In the discussion paper (covered in more detail here) the FCA points out that the bundling together of the payment of the two services – research and dealing – from dealing commission results in a number of inefficiencies. Not only does it make it difficult for brokers to know whether or not their research is valued highly or, indeed, even used, but it also means that investment houses often end up paying over the odds for information.

Currently, investment managers can pay for research with dealing commission in one of two ways:  either, the manager will pay a bundled rate including the execution of trades as well as research, a sum that is paid entirely to the executing broker, or it can separate out the research element by using a commission sharing arrangement.

CSA’s enable firms to split out part of the execution commission to be used for research and at the point of execution, the two sums are funnelled into separate accounts.
While CSAs are not new, they haven’t yet entirely lived up to their billing as providers of greater flexibility in terms of where firms get and how they pay for research.

Part of the reason for this is the manner in which research has traditionally been valued and allocated.
Most firms still rely on the broker voting process in order to decide how to allocate their research budgets, currently.

But, as the FCA explains: “The broker voting process ranks the brokers based on the investment manager’s view of the research service(s) provided, but does not directly assess the monetary value of the research they are receiving”.

This results, the regulator said, in a process lacking in detail in terms of what the fund manager was valuing when voting for a particular research provider.

Not only does it lead to a muddying of the waters in terms of the value attached to research, but also, as funds are often deposited in a lump sum, it is also often hard to distinguish how much is actually being paid for research and how much for execution.

“The nuclear option would be to completely separate the two from one another,” Boardman explained, “But I don’t think they will go that far.”

The main industry argument against a change to the status quo would be that it would disadvantage UK institutions in other markets that are not bound by such rules.
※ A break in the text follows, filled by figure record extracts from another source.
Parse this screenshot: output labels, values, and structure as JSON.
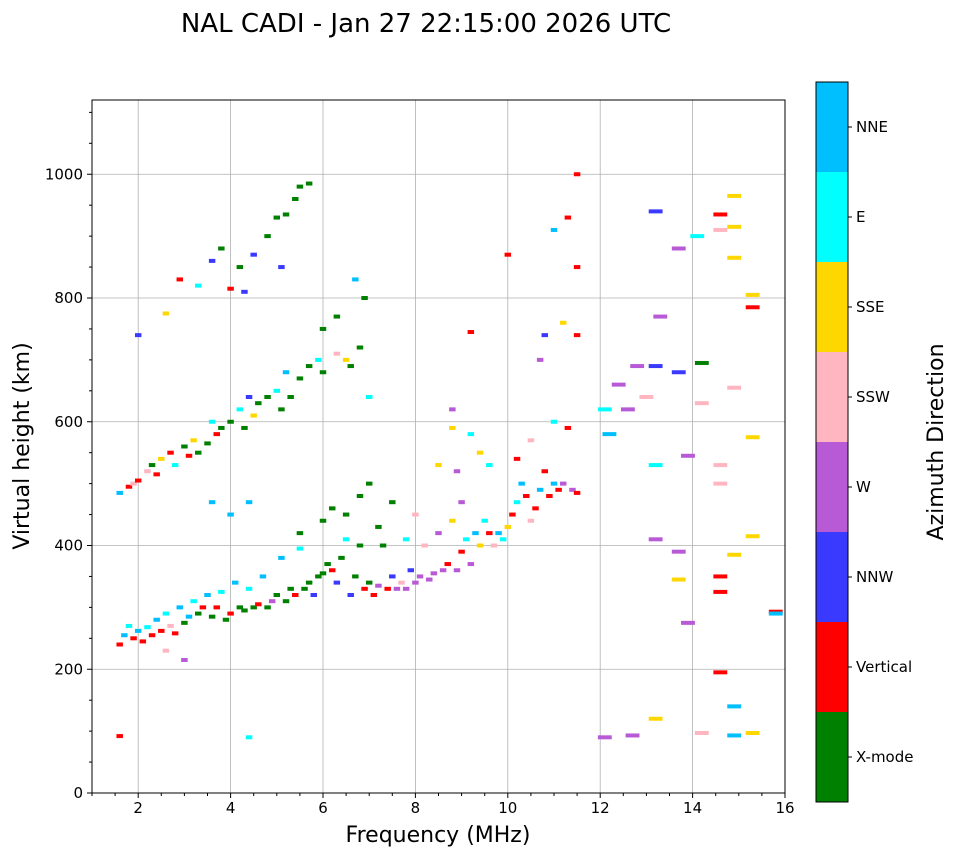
{
  "chart_data": {
    "type": "scatter",
    "title": "NAL CADI - Jan 27 22:15:00 2026 UTC",
    "xlabel": "Frequency (MHz)",
    "ylabel": "Virtual height (km)",
    "xlim": [
      1,
      16
    ],
    "ylim": [
      0,
      1120
    ],
    "xticks": [
      2,
      4,
      6,
      8,
      10,
      12,
      14,
      16
    ],
    "yticks": [
      0,
      200,
      400,
      600,
      800,
      1000
    ],
    "grid": true,
    "colorbar": {
      "label": "Azimuth Direction",
      "placement": "right",
      "categories": [
        "X-mode",
        "Vertical",
        "NNW",
        "W",
        "SSW",
        "SSE",
        "E",
        "NNE"
      ],
      "colors": [
        "#008000",
        "#ff0000",
        "#3a3aff",
        "#b85ad6",
        "#ffb6c1",
        "#ffd700",
        "#00ffff",
        "#00bfff"
      ]
    },
    "point_format": [
      "frequency_mhz",
      "virtual_height_km",
      "category_index"
    ],
    "points": [
      [
        1.6,
        240,
        1
      ],
      [
        1.7,
        255,
        7
      ],
      [
        1.8,
        270,
        6
      ],
      [
        1.9,
        250,
        1
      ],
      [
        2.0,
        262,
        7
      ],
      [
        2.1,
        245,
        1
      ],
      [
        2.2,
        268,
        6
      ],
      [
        2.3,
        255,
        1
      ],
      [
        2.4,
        280,
        7
      ],
      [
        2.5,
        262,
        1
      ],
      [
        2.6,
        290,
        6
      ],
      [
        2.7,
        270,
        4
      ],
      [
        2.8,
        258,
        1
      ],
      [
        2.9,
        300,
        7
      ],
      [
        3.0,
        275,
        0
      ],
      [
        3.1,
        285,
        7
      ],
      [
        3.2,
        310,
        6
      ],
      [
        3.3,
        290,
        0
      ],
      [
        3.4,
        300,
        1
      ],
      [
        3.5,
        320,
        7
      ],
      [
        3.6,
        285,
        0
      ],
      [
        3.7,
        300,
        1
      ],
      [
        3.8,
        325,
        6
      ],
      [
        3.9,
        280,
        0
      ],
      [
        4.0,
        290,
        1
      ],
      [
        4.1,
        340,
        7
      ],
      [
        4.2,
        300,
        0
      ],
      [
        4.3,
        295,
        0
      ],
      [
        4.4,
        330,
        6
      ],
      [
        4.5,
        300,
        0
      ],
      [
        4.6,
        305,
        1
      ],
      [
        4.7,
        350,
        7
      ],
      [
        4.8,
        300,
        0
      ],
      [
        4.9,
        310,
        3
      ],
      [
        5.0,
        320,
        0
      ],
      [
        5.1,
        380,
        7
      ],
      [
        5.2,
        310,
        0
      ],
      [
        5.3,
        330,
        0
      ],
      [
        5.4,
        320,
        1
      ],
      [
        5.5,
        395,
        6
      ],
      [
        5.6,
        330,
        0
      ],
      [
        5.7,
        340,
        0
      ],
      [
        5.8,
        320,
        2
      ],
      [
        5.9,
        350,
        0
      ],
      [
        6.0,
        355,
        0
      ],
      [
        6.1,
        370,
        0
      ],
      [
        6.2,
        360,
        1
      ],
      [
        6.3,
        340,
        2
      ],
      [
        6.4,
        380,
        0
      ],
      [
        6.5,
        410,
        6
      ],
      [
        6.6,
        320,
        2
      ],
      [
        6.7,
        350,
        0
      ],
      [
        6.8,
        400,
        0
      ],
      [
        6.9,
        330,
        1
      ],
      [
        7.0,
        340,
        0
      ],
      [
        7.1,
        320,
        1
      ],
      [
        7.2,
        335,
        3
      ],
      [
        7.3,
        400,
        0
      ],
      [
        7.4,
        330,
        1
      ],
      [
        7.5,
        350,
        2
      ],
      [
        7.6,
        330,
        3
      ],
      [
        7.7,
        340,
        4
      ],
      [
        7.8,
        330,
        3
      ],
      [
        7.9,
        360,
        2
      ],
      [
        8.0,
        340,
        3
      ],
      [
        8.1,
        350,
        3
      ],
      [
        8.2,
        400,
        4
      ],
      [
        8.3,
        345,
        3
      ],
      [
        8.4,
        355,
        3
      ],
      [
        8.5,
        420,
        3
      ],
      [
        8.6,
        360,
        3
      ],
      [
        8.7,
        370,
        1
      ],
      [
        8.8,
        440,
        5
      ],
      [
        8.9,
        360,
        3
      ],
      [
        9.0,
        390,
        1
      ],
      [
        9.1,
        410,
        6
      ],
      [
        9.2,
        370,
        3
      ],
      [
        9.3,
        420,
        7
      ],
      [
        9.4,
        400,
        5
      ],
      [
        9.5,
        440,
        6
      ],
      [
        9.6,
        420,
        1
      ],
      [
        9.7,
        400,
        4
      ],
      [
        9.8,
        420,
        7
      ],
      [
        9.9,
        410,
        6
      ],
      [
        10.0,
        430,
        5
      ],
      [
        10.1,
        450,
        1
      ],
      [
        10.2,
        470,
        6
      ],
      [
        10.3,
        500,
        7
      ],
      [
        10.4,
        480,
        1
      ],
      [
        10.5,
        440,
        4
      ],
      [
        10.6,
        460,
        1
      ],
      [
        10.7,
        490,
        7
      ],
      [
        10.8,
        520,
        1
      ],
      [
        10.9,
        480,
        1
      ],
      [
        11.0,
        500,
        7
      ],
      [
        11.1,
        490,
        1
      ],
      [
        11.2,
        500,
        3
      ],
      [
        11.4,
        490,
        3
      ],
      [
        11.5,
        485,
        1
      ],
      [
        8.5,
        530,
        5
      ],
      [
        8.8,
        590,
        5
      ],
      [
        8.9,
        520,
        3
      ],
      [
        9.0,
        470,
        3
      ],
      [
        9.2,
        580,
        6
      ],
      [
        9.4,
        550,
        5
      ],
      [
        9.6,
        530,
        6
      ],
      [
        10.2,
        540,
        1
      ],
      [
        10.5,
        570,
        4
      ],
      [
        10.7,
        700,
        3
      ],
      [
        10.8,
        740,
        2
      ],
      [
        11.0,
        600,
        6
      ],
      [
        11.2,
        760,
        5
      ],
      [
        11.3,
        590,
        1
      ],
      [
        1.6,
        485,
        7
      ],
      [
        1.8,
        495,
        1
      ],
      [
        1.9,
        500,
        4
      ],
      [
        2.0,
        505,
        1
      ],
      [
        2.2,
        520,
        4
      ],
      [
        2.3,
        530,
        0
      ],
      [
        2.4,
        515,
        1
      ],
      [
        2.5,
        540,
        5
      ],
      [
        2.7,
        550,
        1
      ],
      [
        2.8,
        530,
        6
      ],
      [
        3.0,
        560,
        0
      ],
      [
        3.1,
        545,
        1
      ],
      [
        3.2,
        570,
        5
      ],
      [
        3.3,
        550,
        0
      ],
      [
        3.5,
        565,
        0
      ],
      [
        3.6,
        600,
        6
      ],
      [
        3.7,
        580,
        1
      ],
      [
        3.8,
        590,
        0
      ],
      [
        4.0,
        600,
        0
      ],
      [
        4.2,
        620,
        6
      ],
      [
        4.3,
        590,
        0
      ],
      [
        4.4,
        640,
        2
      ],
      [
        4.5,
        610,
        5
      ],
      [
        4.6,
        630,
        0
      ],
      [
        4.8,
        640,
        0
      ],
      [
        5.0,
        650,
        6
      ],
      [
        5.1,
        620,
        0
      ],
      [
        5.2,
        680,
        7
      ],
      [
        5.3,
        640,
        0
      ],
      [
        5.5,
        670,
        0
      ],
      [
        5.7,
        690,
        0
      ],
      [
        5.9,
        700,
        6
      ],
      [
        6.0,
        680,
        0
      ],
      [
        6.3,
        710,
        4
      ],
      [
        6.5,
        700,
        5
      ],
      [
        6.6,
        690,
        0
      ],
      [
        6.8,
        720,
        0
      ],
      [
        7.0,
        640,
        6
      ],
      [
        3.6,
        470,
        7
      ],
      [
        4.0,
        450,
        7
      ],
      [
        4.4,
        470,
        7
      ],
      [
        2.9,
        830,
        1
      ],
      [
        3.3,
        820,
        6
      ],
      [
        3.6,
        860,
        2
      ],
      [
        3.8,
        880,
        0
      ],
      [
        4.0,
        815,
        1
      ],
      [
        4.2,
        850,
        0
      ],
      [
        4.3,
        810,
        2
      ],
      [
        4.5,
        870,
        2
      ],
      [
        4.8,
        900,
        0
      ],
      [
        5.0,
        930,
        0
      ],
      [
        5.1,
        850,
        2
      ],
      [
        5.2,
        935,
        0
      ],
      [
        5.4,
        960,
        0
      ],
      [
        5.5,
        980,
        0
      ],
      [
        5.7,
        985,
        0
      ],
      [
        6.0,
        750,
        0
      ],
      [
        6.3,
        770,
        0
      ],
      [
        6.7,
        830,
        7
      ],
      [
        6.9,
        800,
        0
      ],
      [
        5.5,
        420,
        0
      ],
      [
        6.0,
        440,
        0
      ],
      [
        6.2,
        460,
        0
      ],
      [
        6.5,
        450,
        0
      ],
      [
        6.8,
        480,
        0
      ],
      [
        7.0,
        500,
        0
      ],
      [
        7.2,
        430,
        0
      ],
      [
        7.5,
        470,
        0
      ],
      [
        7.8,
        410,
        6
      ],
      [
        8.0,
        450,
        4
      ],
      [
        10.0,
        870,
        1
      ],
      [
        11.0,
        910,
        7
      ],
      [
        11.3,
        930,
        1
      ],
      [
        11.5,
        1000,
        1
      ],
      [
        11.5,
        850,
        1
      ],
      [
        11.5,
        740,
        1
      ],
      [
        12.1,
        620,
        6
      ],
      [
        12.2,
        580,
        7
      ],
      [
        12.4,
        660,
        3
      ],
      [
        12.6,
        620,
        3
      ],
      [
        12.8,
        690,
        3
      ],
      [
        13.0,
        640,
        4
      ],
      [
        13.2,
        690,
        2
      ],
      [
        13.2,
        940,
        2
      ],
      [
        13.2,
        530,
        6
      ],
      [
        13.3,
        770,
        3
      ],
      [
        13.2,
        120,
        5
      ],
      [
        13.2,
        410,
        3
      ],
      [
        13.7,
        880,
        3
      ],
      [
        13.7,
        680,
        2
      ],
      [
        13.7,
        390,
        3
      ],
      [
        13.7,
        345,
        5
      ],
      [
        13.9,
        545,
        3
      ],
      [
        13.9,
        275,
        3
      ],
      [
        14.1,
        900,
        6
      ],
      [
        14.2,
        695,
        0
      ],
      [
        14.2,
        630,
        4
      ],
      [
        14.2,
        97,
        4
      ],
      [
        14.6,
        935,
        1
      ],
      [
        14.6,
        910,
        4
      ],
      [
        14.6,
        530,
        4
      ],
      [
        14.6,
        500,
        4
      ],
      [
        14.6,
        350,
        1
      ],
      [
        14.6,
        325,
        1
      ],
      [
        14.6,
        195,
        1
      ],
      [
        14.9,
        965,
        5
      ],
      [
        14.9,
        915,
        5
      ],
      [
        14.9,
        865,
        5
      ],
      [
        14.9,
        655,
        4
      ],
      [
        14.9,
        385,
        5
      ],
      [
        14.9,
        140,
        7
      ],
      [
        14.9,
        93,
        7
      ],
      [
        15.3,
        805,
        5
      ],
      [
        15.3,
        785,
        1
      ],
      [
        15.3,
        575,
        5
      ],
      [
        15.3,
        415,
        5
      ],
      [
        15.3,
        97,
        5
      ],
      [
        15.8,
        293,
        1
      ],
      [
        15.8,
        290,
        7
      ],
      [
        12.1,
        90,
        3
      ],
      [
        12.7,
        93,
        3
      ],
      [
        2.0,
        740,
        2
      ],
      [
        2.6,
        775,
        5
      ],
      [
        3.0,
        215,
        3
      ],
      [
        4.4,
        90,
        6
      ],
      [
        1.6,
        92,
        1
      ],
      [
        2.6,
        230,
        4
      ],
      [
        8.8,
        620,
        3
      ],
      [
        9.2,
        745,
        1
      ]
    ]
  }
}
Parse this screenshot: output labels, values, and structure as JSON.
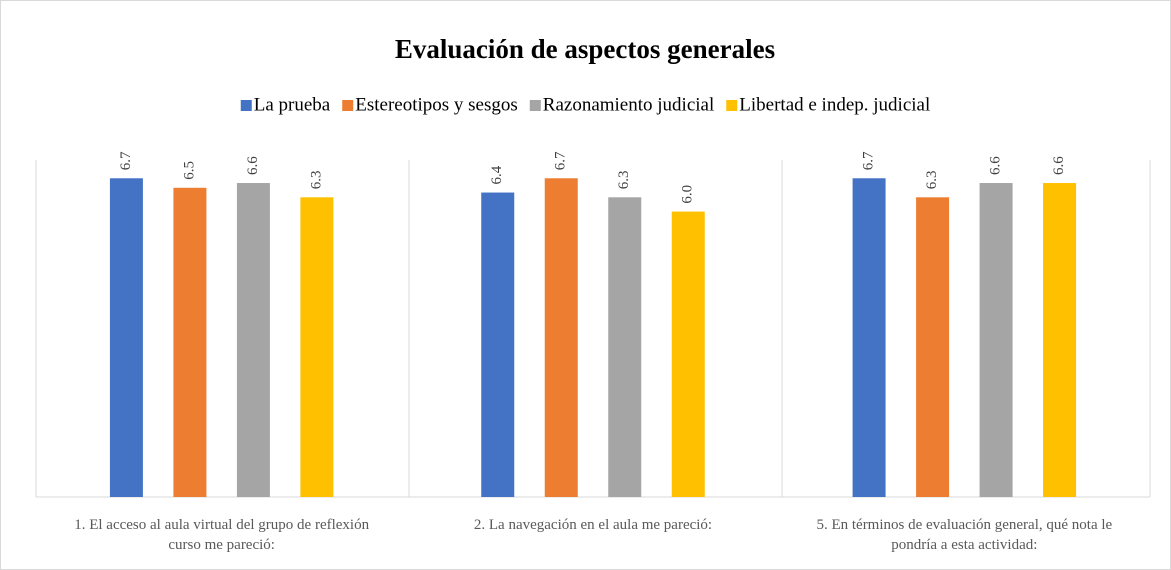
{
  "chart_data": {
    "type": "bar",
    "title": "Evaluación de aspectos generales",
    "categories": [
      "1. El acceso al aula virtual del grupo de reflexión curso me pareció:",
      "2. La navegación en el aula me pareció:",
      "5. En términos de evaluación general, qué nota le pondría a esta actividad:"
    ],
    "series": [
      {
        "name": "La prueba",
        "color": "#4472c4",
        "values": [
          6.7,
          6.4,
          6.7
        ]
      },
      {
        "name": "Estereotipos y sesgos",
        "color": "#ed7d31",
        "values": [
          6.5,
          6.7,
          6.3
        ]
      },
      {
        "name": "Razonamiento judicial",
        "color": "#a5a5a5",
        "values": [
          6.6,
          6.3,
          6.6
        ]
      },
      {
        "name": "Libertad e indep. judicial",
        "color": "#ffc000",
        "values": [
          6.3,
          6,
          6.6
        ],
        "value_labels": [
          "6.3",
          "6.0",
          "6.6"
        ]
      }
    ],
    "ylim": [
      0,
      7
    ],
    "legend": "top"
  }
}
Companies not able to pay for research with dealing commission would have to pay for it from fees which would raise the costs associated with management of the various offerings available. This is why Boardman believes the FCA is pushing so hard for a pan- European solution to this problem.

“I think they have a preference to outlaw it but they are at present reluctant to go it alone, so they are seeking a pan-European option,” he said.

“I think what the FCA is looking for is the second generation of CSAs, where firms have agreed to pay for research and, importantly, know what they are paying for. This would be good for both the independent brokers and the independent research houses who currently are sometimes disadvantaged by only providing one of the two services,” he added.

The key is going to be ensuring there are sufficient processes in place for firms to know exactly what they are paying for and what they are getting.